Good short audiobook mystery that had me guessing until near the end. I liked that the setting was a rare book store and the detective an ordinary guy. Will check out Pronzini's other novels. Sullivan's reading was very good - I heard the world-weariness in the first person narration of the detective.
This short interesting audiobook gives the listener an insight into how a musician prepares to record or perform a piece. Bliss tells how the act of recording is different from the act of performing. Bliss mentions two pianists who influenced him: Arthur Schnabel and Rudolph Serkin and explains how their playing of Beethoven's sonatas differ. The only drawback to the audiobook for me was the exclusion of any music to explain what Bliss was saying about certain Beethoven sonatas - unless the listener is a trained classical musician and/or very familiar with the mentioned sonatas, he or she would have a difficult time understanding Bliss' dissection of the music. This book did spur me to check out the pianists on youtube to get a flavor of their playing. And I will definitely see if my vast record collection contains any of the sonatas.
The narrator was easy to listen to and added to the enjoyment of the audiobook.
Since this book was about the idea of free and especially its use in the internet age, it was a free download from Audible. Of special interest to me was the history of free in business - the marketing of Jello and Gillette razors for instance - where the makers creatively promoted their products. When the author presented economic theories, my mind began to wander, but that was only a tiny part of the book. I learned how the internet has changed the concept of free and that the pre-internet ways of making a profit may not apply anymore. The author's reading of his work was enthusiastic and he spoke in a clear voice; I do think he could have spoken a bit slower as I sometimes wanted a second to digest the thought. All in all, this was an informative listen and I'm happy I downloaded it.

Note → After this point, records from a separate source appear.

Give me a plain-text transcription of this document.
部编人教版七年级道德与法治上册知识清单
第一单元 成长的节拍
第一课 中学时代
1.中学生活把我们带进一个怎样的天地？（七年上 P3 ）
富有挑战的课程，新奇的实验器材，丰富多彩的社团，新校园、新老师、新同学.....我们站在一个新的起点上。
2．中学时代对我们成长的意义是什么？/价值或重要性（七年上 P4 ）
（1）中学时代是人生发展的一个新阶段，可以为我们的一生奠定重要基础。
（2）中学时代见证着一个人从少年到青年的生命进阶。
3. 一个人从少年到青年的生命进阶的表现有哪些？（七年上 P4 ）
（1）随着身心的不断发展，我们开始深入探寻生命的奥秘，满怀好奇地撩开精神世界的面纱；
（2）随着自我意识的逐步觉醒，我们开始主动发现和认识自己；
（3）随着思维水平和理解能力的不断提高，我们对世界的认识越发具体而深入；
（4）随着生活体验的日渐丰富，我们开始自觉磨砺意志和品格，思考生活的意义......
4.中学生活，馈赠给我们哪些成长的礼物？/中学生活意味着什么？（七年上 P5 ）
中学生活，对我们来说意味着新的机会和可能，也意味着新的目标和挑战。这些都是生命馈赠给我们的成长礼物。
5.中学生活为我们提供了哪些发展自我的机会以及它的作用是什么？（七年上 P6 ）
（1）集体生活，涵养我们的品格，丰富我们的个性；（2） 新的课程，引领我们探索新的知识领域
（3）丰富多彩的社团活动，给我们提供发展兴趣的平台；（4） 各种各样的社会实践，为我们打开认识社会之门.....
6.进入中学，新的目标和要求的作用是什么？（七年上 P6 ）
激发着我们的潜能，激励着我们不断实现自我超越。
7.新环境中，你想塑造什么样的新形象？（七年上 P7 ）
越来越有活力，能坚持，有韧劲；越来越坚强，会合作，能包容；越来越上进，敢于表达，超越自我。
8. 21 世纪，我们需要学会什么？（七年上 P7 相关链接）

This first Harry Bosch novel is a winner. The mystery is complicated and involving and it had me guessing "whodunnit" through most of the book. I'm intrigued by the character of Harry and want to find out more about him - a good motivation for continuing to read more in the series. The book deals with Harry's Vietnam experience and ties his experiences there with his current (1992) time as a detective with the Los Angeles Police Department. I didn't know anything about the "tunnel rats" of the Vietnam War; I liked the way Connelly integrated this aspect of the war into his story. The narration by Dick Hill is excellent - he has the right timbre in his voice for the world-weary Harry and his voicing of the other characters is also very good.
I got this for free from Audible. A short story with detective D.D. Warren; I haven't read or listened to anything by Lisa Gardner before. The story was ok, nothing to get excited about. It took me awhile to listen to this - it just didn't interest me a lot. I especially didn't like the narrator - I can't really say why; there was something about her voice that didn't draw me into the story. I might read a novel by Gardner in the future, but I don't think I would listen to another.
This was my first book by Norah Roberts and I got it for free from Audible. I must say that this isn't my kind of novel - it has too much trivial dialogue and didn't have a very exciting plot. There were just too many references to the architecture of the inn and gift shop, and at times Roberts seemed more an interior decorator than a novelist. Roberts is a competent writer and I might enjoy some of her other books, but I really had to slog through this one, although the plot did pick up in the second half of the novel. I definitely will not be listening to the other two books in the trilogy.
Andrews was an ok narrator, although, as others have mentioned, his attempt at women and children's voices was grating. I would not seek out other books that he narrates.